Ketika Koalisi Perempuan, sebuah organisasi perempuan dari Jakarta, datang ke Pawenang pada awal tahun 2003, maka ibu-ibu petani di Balai Perempuan mulai mengutarakan persoalan mereka. Untuk mengatasi masalah pembelajaran komputer yang masih minim, terutama di kalangan anak-anak, maka Koalisi Perempuan menjadi mediator antara balai perempuan dengan pihak Microsoft yang bersedia memberikan fasilitas komputer. Fasilitas ini diharapkan tidak hanya memecahkan persoalan pendidikan anak, tetapi juga dapat membantu kinerja para ibu yang mempunyai usaha warung kelontong, juga para petani, aparat desa dan para pemuda Desa Pawenang.
Akhirnya pada bulan Desember 2003, setelah melalui tiga kali survey, Microsoft mulai bekerjasama dengan Balai Perempuan untuk menyambungkan aliran listrik dan memberikan bantuan lima perangkat komputer dan printer. Usaha para ibu petani dari Balai Perempuan ini disambut gembira oleh aparat desa dan bapak-bapak petani. Kepala desa langsung memberikan salah satu ruangannya lengkap dengan meja dan kursi untuk menaruh perangkat komputer.
Setelah mengadakan pertemuan, akhirnya diputuskan bahwa perangkat komputer ini akan digunakan untuk kepentingan kursus komputer yang murah dan dekat, sehingga anak-anak mereka tidak perlu lagi jauh-jauh les komputer.
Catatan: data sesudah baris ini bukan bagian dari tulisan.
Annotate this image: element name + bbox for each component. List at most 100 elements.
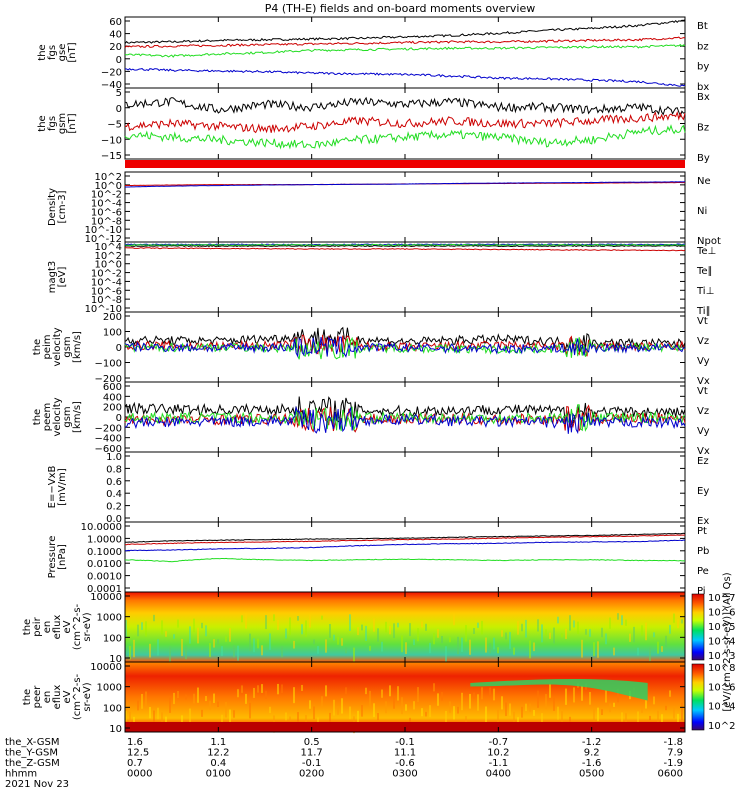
legend-Vt: Vt	[697, 316, 708, 327]
spectrogram-streak	[213, 639, 215, 648]
spectrogram-streak	[337, 637, 339, 645]
series-Bz	[124, 110, 686, 134]
spectrogram-streak	[157, 639, 159, 656]
legend-Vz: Vz	[697, 336, 709, 347]
spectrogram-streak	[173, 692, 175, 705]
spectrogram-streak	[297, 711, 299, 728]
spectrogram-streak	[481, 687, 483, 700]
y-tick-label: 0.0010	[87, 572, 122, 583]
spectrogram-streak	[553, 697, 555, 711]
spectrogram-streak	[413, 639, 415, 646]
series-Bx	[124, 96, 686, 118]
spectrogram-streak	[557, 616, 559, 624]
spectrogram-streak	[629, 633, 631, 642]
spectrogram-streak	[317, 646, 319, 654]
y-tick-label: 40	[109, 30, 122, 41]
colorbar-tick: 10^2	[708, 721, 735, 732]
colorbar-tick: 10^8	[708, 663, 735, 674]
legend-Bx: Bx	[697, 92, 710, 103]
spectrogram-streak	[185, 694, 187, 700]
y-tick-label: 1.0	[106, 452, 122, 463]
legend-Vy: Vy	[697, 356, 710, 367]
y-tick-label: 0.8	[106, 464, 122, 475]
spectrogram-streak	[473, 692, 475, 699]
y-axis-label: [mV/m]	[57, 468, 68, 506]
spectrogram-streak	[305, 715, 307, 725]
legend-Pi: Pi	[697, 586, 706, 597]
spectrogram-streak	[265, 690, 267, 700]
series-Te⊥	[124, 247, 686, 252]
spectrogram-streak	[537, 690, 539, 708]
y-axis-label: (cm^2-s-	[72, 603, 83, 650]
spectrogram-streak	[409, 623, 411, 637]
ephemeris-value: 0500	[579, 769, 604, 780]
spectrogram-streak	[281, 646, 283, 658]
spectrogram-streak	[173, 634, 175, 639]
panel-temperature: magt3 [eV]10^410^210^010^-210^-410^-610^-…	[47, 241, 716, 317]
spectrogram-streak	[633, 626, 635, 643]
spectrogram-streak	[509, 631, 511, 649]
spectrogram-streak	[677, 713, 679, 724]
spectrogram-streak	[313, 706, 315, 720]
y-tick-label: 100	[103, 633, 122, 644]
ephemeris-value: 0.5	[304, 737, 320, 748]
spectrogram-streak	[517, 620, 519, 635]
spectrogram-streak	[369, 645, 371, 651]
series-Vx	[124, 405, 686, 435]
spectrogram-streak	[177, 619, 179, 628]
panel-density: Density [cm-3]10^210^010^-210^-410^-610^-…	[47, 171, 721, 247]
spectrogram-streak	[273, 614, 275, 622]
y-axis-label: gse	[57, 44, 68, 62]
spectrogram-streak	[361, 705, 363, 717]
y-tick-label: 10^-2	[91, 269, 122, 280]
y-axis-label: fgs	[47, 45, 58, 60]
series-Vy	[124, 404, 686, 432]
ephemeris-value: 1.6	[127, 737, 143, 748]
ephemeris-value: 0000	[127, 769, 152, 780]
spectrogram-streak	[657, 641, 659, 654]
spectrogram-streak	[325, 639, 327, 653]
series-Bt	[124, 19, 686, 44]
spectrogram-streak	[153, 614, 155, 622]
y-tick-label: −40	[101, 80, 122, 91]
y-tick-label: 5	[116, 88, 122, 99]
spectrogram-streak	[269, 633, 271, 650]
spectrogram-streak	[177, 690, 179, 699]
spectrogram-streak	[641, 707, 643, 713]
spectrogram-streak	[389, 685, 391, 697]
spectrogram-streak	[601, 627, 603, 638]
spectrogram-streak	[669, 624, 671, 634]
spectrogram-streak	[417, 687, 419, 703]
series-Pt	[124, 532, 686, 543]
colorbar	[691, 663, 705, 731]
spectrogram-streak	[249, 702, 251, 719]
ephemeris-value: 0100	[206, 769, 231, 780]
spectrogram-streak	[525, 619, 527, 638]
ephemeris-value: 9.2	[584, 748, 600, 759]
spectrogram-streak	[349, 706, 351, 720]
y-tick-label: 10^-4	[91, 277, 122, 288]
y-tick-label: 10^-10	[85, 225, 122, 236]
spectrogram-streak	[621, 712, 623, 722]
spectrogram-streak	[225, 702, 227, 718]
spectrogram-streak	[209, 700, 211, 710]
y-tick-label: −20	[101, 67, 122, 78]
spectrogram-streak	[593, 708, 595, 722]
spectrogram-streak	[149, 643, 151, 658]
spectrogram-streak	[549, 684, 551, 698]
spectrogram-streak	[453, 613, 455, 626]
legend-by: by	[697, 62, 709, 73]
spectrogram-streak	[161, 712, 163, 724]
legend-Vy: Vy	[697, 426, 710, 437]
spectrogram-streak	[333, 699, 335, 716]
spectrogram-streak	[269, 706, 271, 714]
spectrogram-streak	[421, 621, 423, 628]
spectrogram-streak	[361, 624, 363, 631]
spectrogram-streak	[345, 687, 347, 695]
spectrogram-streak	[261, 684, 263, 693]
spectrogram-streak	[237, 645, 239, 661]
spectrogram-streak	[669, 690, 671, 697]
y-tick-label: 10^-10	[85, 304, 122, 315]
series-Vx	[124, 336, 685, 359]
y-axis-label: the	[22, 689, 33, 705]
Selain itu, warga bisa menyewa pemakaian komputer untuk mengetik. Untuk kursus, warga dikenakan biaya sebesar Rp 75.000 per paketnya. Ini harga yang jauh lebih murah dibanding kursus di Cibadak yang biayanya mencapai Rp 300.000 per paket. Fasilitas ini memang tidak bisa gratis, karena pihak Microsoft hanya memberikan bantuan alat dan operasional untuk bayar listrik serta pengelolaan sampai tahun ketiga saja (2006). Tempat kursus ini lalu dinamai Pustekim (Pusat Teknologi Informasi Untuk Masyarakat) yang buka setiap hari dari pukul 08.00-15.00 WIB.
Pertama Sih Deg-Degan!
Ibu Euis mengaku awalnya sangat takut untuk belajar komputer. Ia merupakan ibu rumah tangga yang termasuk dalam kloter pertama untuk belajar komputer di sini. Ini juga dialami Ibu Tuti dan para perempuan lainnya. “Yang belajar komputer ini kan ibu-ibu petani dan yang punya warung kelontong, jadi mereka pertama sangat takut sekali ada benda berlayar bisa dipakai untuk mengetik. Semula mereka mengira benda ini sebagai televisi, tapi ternyata bukan. Apalagi para ibu di sini , tidak biasa memakai Bahasa Indonesia, kebanyakan mereka menggunakan bahasa Sunda sebagai bahasa sehari-hari. Ini yang membuat beberapa ibu menjadi minder. Namun lama-lama ketakutan ini berubah jadi kekaguman pada alat yang canggih ini, walaupun mereka tetap merasa deg-deg-an ketika memencet tombol untuk pertama kali,” ungkap Ibu Tuti sambil tertawa.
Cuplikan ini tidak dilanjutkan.